Do the math: Many people towards the end of the year are clueless about how much tax has been deducted by their employer and how much additional tax they need to pay. This is particularly after a performance appraisal and any bonus received during the financial year. They assimilate all the detailed tax information at the time of filing returns. Many do not even realise they have not fully availed deduction of Rs.1.5 lakh under S/80 C and other tax benefits. It is important to do the math first. Calculate your gross income (income from salary, other sources and capital gains) deductions you can avail, advance tax already deducted and TDS and then arrive at your taxable income. This will provide you a clear idea about the scope of how much tax you can save and how much tax liability you will have to cough up in the March quarter.
Check o/s tax liability if switched jobs in a financial year: If you have switched jobs in a financial year, you need to keep an eye on your taxes. Your employer calculates your TDS on the basis of your annual salary. Your current employer is likely to deduct less tax assuming total income of the year from only the current job if you have not or delayed in providing the salary slips from previous employer. So, you need to consolidate your income from both the employers and check how much advance tax is deducted and how much needs to be paid in the March quarter. If you fail to pay the stipulated advance tax before March, you will have to pay 1 per cent monthly interest till you clear your dues at the time of filing returns.
Invest in sync with long term goals: Most investment options available under 80C are long term. Understand that you will need to commit your money which will be locked in for a long term – 5-10 years at least. So, do not invest in a random manner just to save tax. Invest keeping in mind your long term financial goals like retirement, child education, etc. Depending upon your goal horizon, you can invest and also save tax in the due process.

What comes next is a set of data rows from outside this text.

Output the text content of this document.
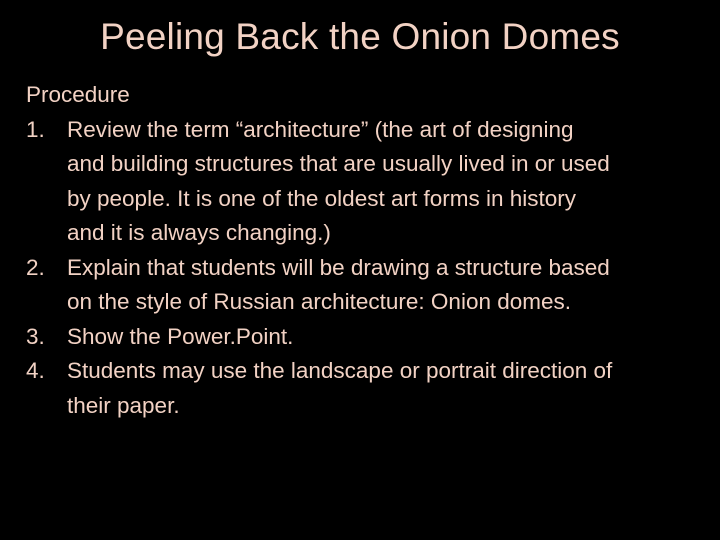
Peeling Back the Onion Domes

Procedure

1. Review the term “architecture” (the art of designing
and building structures that are usually lived in or used
by people. It is one of the oldest art forms in history
and it is always changing.)
2. Explain that students will be drawing a structure based
on the style of Russian architecture: Onion domes.
3. Show the Power.Point.
4. Students may use the landscape or portrait direction of
their paper.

To conclude, spare some time to do the due-diligence first on tax calculations and then explore the benefits. You can also consult a competent chartered accountant who can guide you in detail on saving tax. Do not rush into buying any insurance policies from agents if you have adequate life cover. The agents including bank relationship managers have sales targets to meet on insurance and other products for the March quarter. This is the time when they meet more than half of their targets as they cleverly trick people into buying a financial product in the garb of saving tax. So, avoid these agents. Best still, do not visit your bank till March😊, you are better off doing the transactions from the confines of your home.